O lugar dos bichos

Da minha coluna Tudo é Narrativa, publicada no jornal Rascunho:

O LUGAR DOS BICHOS

 

          Nas narrativas clássicas – incluindo-se aí as religiosas – o animal sempre ocupou um lugar secundário, tendo a sua existência sob risco constante. O antropocentrismo que orienta nossas práticas moldou um olhar de superioridade em direção às demais espécies, e os relatos de sacrifícios jamais tiveram a intenção de provocar horror pela matança de bichos; ao contrário, passavam a mensagem de justeza, de uma busca de “equilíbrio” na ordem dos fatos: algumas vidas animais a menos serviam para aplacar a ira dos deuses, ou para expiar os pecados humanos.

      Lembro que, na infância, a leitura do Antigo Testamento me pareceu uma sequência de crimes impunes e abomináveis para com ovelhas, cordeiros e outras criaturas do tipo. E o absurdo era que, na mesma idade, eu recebia toda uma literatura voltada para a idealização de porquinhos, galináceos, formigas, ursos ou sapos. Não demorou para que eu compreendesse que o mundo rosado, construído pela ficção infantil, nada mais era que um artifício de fantasia que – em grande parte – tinha o propósito de distrair ou ensinar preceitos de moralidade ou comportamento. A estratégia do antropomorfismo revelava que também esses autores (por melhores que fossem suas intenções) rendiam-se ao impulso de medir toda experiência pelo critério da humanidade.

       Adolescente, tornei-me leitora de obras realistas ou regionais, sem encontrar alívio no tratamento dessa questão. Os animais vinham retratados como brutos, irracionais, incapazes de sentir ou até mesmo sofrer. Em vários relatos, eram mencionados somente como um alimento em fase ainda não degustável. Mesmo um caso de exceção, como o da famosa cachorra Baleia, confirma a regra geral. A riqueza psicológica que lhe é concedida tem o peso de um contraste que ressalta os estreitos limites em que as pessoas de Vidas secas circulam.

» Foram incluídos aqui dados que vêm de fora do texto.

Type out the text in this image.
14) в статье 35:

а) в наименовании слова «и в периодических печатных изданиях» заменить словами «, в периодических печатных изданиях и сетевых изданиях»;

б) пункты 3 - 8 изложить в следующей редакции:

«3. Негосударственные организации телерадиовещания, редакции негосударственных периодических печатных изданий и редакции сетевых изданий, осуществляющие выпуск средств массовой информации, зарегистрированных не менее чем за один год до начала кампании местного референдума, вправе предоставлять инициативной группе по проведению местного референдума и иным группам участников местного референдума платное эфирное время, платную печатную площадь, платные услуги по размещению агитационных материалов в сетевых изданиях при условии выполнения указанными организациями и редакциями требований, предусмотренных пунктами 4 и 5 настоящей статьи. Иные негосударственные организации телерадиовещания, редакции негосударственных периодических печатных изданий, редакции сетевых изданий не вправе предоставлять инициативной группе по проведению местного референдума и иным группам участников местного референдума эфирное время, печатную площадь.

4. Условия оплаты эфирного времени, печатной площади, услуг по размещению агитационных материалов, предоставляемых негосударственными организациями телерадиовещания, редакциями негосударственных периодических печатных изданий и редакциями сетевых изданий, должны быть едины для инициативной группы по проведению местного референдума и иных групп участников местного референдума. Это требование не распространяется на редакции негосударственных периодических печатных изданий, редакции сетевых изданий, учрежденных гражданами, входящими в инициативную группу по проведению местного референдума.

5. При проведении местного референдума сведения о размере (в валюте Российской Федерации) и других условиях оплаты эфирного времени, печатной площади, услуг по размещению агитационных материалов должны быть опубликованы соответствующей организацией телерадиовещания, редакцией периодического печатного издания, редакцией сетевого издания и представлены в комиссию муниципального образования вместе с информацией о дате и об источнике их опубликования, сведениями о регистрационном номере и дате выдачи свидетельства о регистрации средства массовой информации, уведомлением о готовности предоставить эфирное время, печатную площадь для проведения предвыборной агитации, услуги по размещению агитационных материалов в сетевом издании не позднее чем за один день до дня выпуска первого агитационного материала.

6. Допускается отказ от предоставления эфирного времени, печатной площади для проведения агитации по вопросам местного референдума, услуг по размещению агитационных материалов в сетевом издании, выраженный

    Ermelinda Ferreira, num artigo que discute a metáfora animal como representação do outro na literatura, bem resumiu a tendência dominante: a maioria dos autores brasileiros tomou a decisão de desconsiderar os animais em termos ontológicos. Graciliano Ramos, por exemplo, em diversas passagens célebres de São Bernardo, de Infância e do já citado Vidas secas, valeu-se da metáfora animal somente para demonstrar a baixa escala alcançada pelo humano.

     Artistas contemporâneos talvez estejam mais dispostos a rever essa atitude – quando não por motivação ideológica precisa, por simples opção estética. Para ficarmos com o espaço sertanejo, basta o exame de algumas fotografias de Tiago Santana, que inclusive batizou um de seus livros como O chão de Graciliano (2006). Em diálogo com o cenário do escritor, o volume reúne imagens realizadas em viagens ao sertão de Alagoas e Pernambuco. A partir do próprio título evocador de telurismo, o fotógrafo (re)constrói signos agrestes e propõe um trânsito entre linguagens artísticas – interesse que se renova em sua recente publicação, O céu de Luiz (2014), dedicada a uma série de imagens inspiradas na obra de Luiz Gonzaga.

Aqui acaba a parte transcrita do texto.